For actor Ratna Pathak Shah, theatre remains her first love. But that love has seen a massive dent due to the current Covid crisis, as it has kept her away from performing live in front of an audience.

“It is particularly painful for me. I’m a theatre person. The idea is to perform in front of a live audience that is what I have grown up on, that is what I want to do all my life. To have that taken away from you, it is such a big shock to me,” the actor tells us.

Much like film releases that are now mostly taking the web route, the theatre industry, too, has gone digital. While Shah agrees that the online platforms have brought a lot of new people into the business, she i quick to add, “My big fear with the OTT is that I don’t like plays being on online. It is nowhere close to what the real experience is like.”

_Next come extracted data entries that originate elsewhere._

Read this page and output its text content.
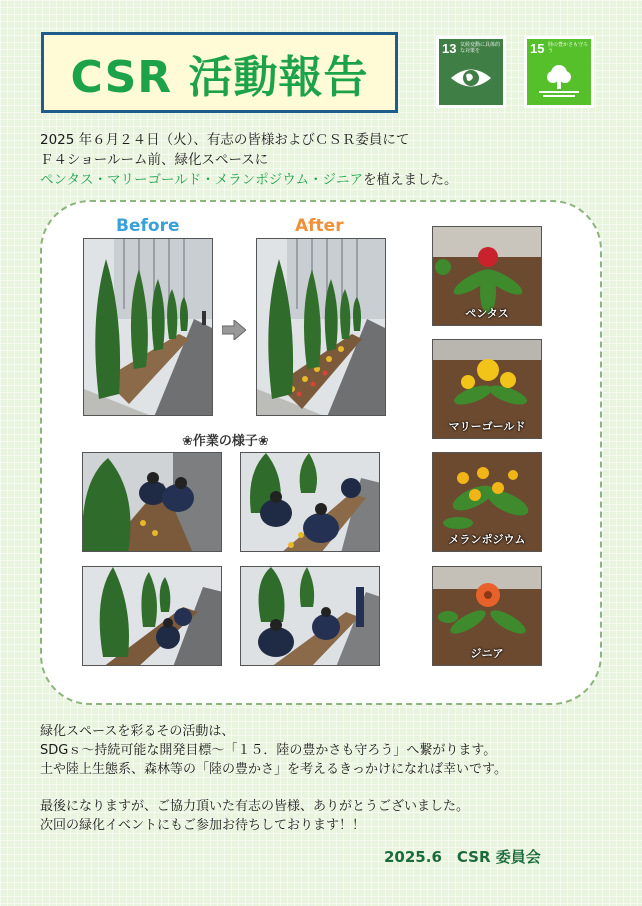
CSR 活動報告
13 気候変動に具体的な対策を	15 陸の豊かさも守ろう
2025 年６月２４日（火）、有志の皆様およびＣＳＲ委員にて
Ｆ４ショールーム前、緑化スペースに
ペンタス・マリーゴールド・メランポジウム・ジニアを植えました。
Before	After
❀作業の様子❀
ペンタス
マリーゴールド
メランポジウム
ジニア

緑化スペースを彩るその活動は、

SDGｓ～持続可能な開発目標～「１５．陸の豊かさも守ろう」へ繋がります。

土や陸上生態系、森林等の「陸の豊かさ」を考えるきっかけになれば幸いです。

最後になりますが、ご協力頂いた有志の皆様、ありがとうございました。

次回の緑化イベントにもご参加お待ちしております！！

2025.6　CSR 委員会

The 63-year-old also feels that the web platforms are going to be around for quite some time now. “And they will be a part of the way we express ourselves and create work at these times. But when things clear up everyone will be so fed up of the OTT that they would happy to go back to the theatres,” says Shah, whose last film Thappad had a short theatrical run because of the pandemic and made its way to an OTT platform.

At the work front, the actor’s next, Jayeshbhai Jordaar, was slated to release in theatres this year but has now been pushed. She was also gearing up for the performance of Samuel Beckett’s Waiting for Godot this month, but even that stands postponed indefinitely.

“This period has been hard, like everyone else, to change ones way of thinking working living everything. I suppose it has given everyone a comprehensive idea of what retirement will look like and it does not look nice, it does not look pretty. It is a good wake-up call for everyone,” says she.

The actor, who recently served as a jury member of Lockdown Film Festival, adds that, “We were hoping that everything would have been sorted by July 29 when our play was supposed to be out. But there is no sign for us to be able to perform for a long time. It is now about keeping cheerful and busy.”

The festival is an initiative of the Carrot films which partnered with National Film Development Corporation of India (NFDC), for streaming top 20 films on its homegrown OTT platform, Cinemas of India.

“I enjoyed it throughly, it is a really nice way to engage people at a time when everyone was trying to find things to do and keep on sanity. It must have been a great experience for people to make those films.These films were made by some very talented people. I was surprised by the variety and skill on display. It was very inspiring. In such a strange time such a strange format,” she ends.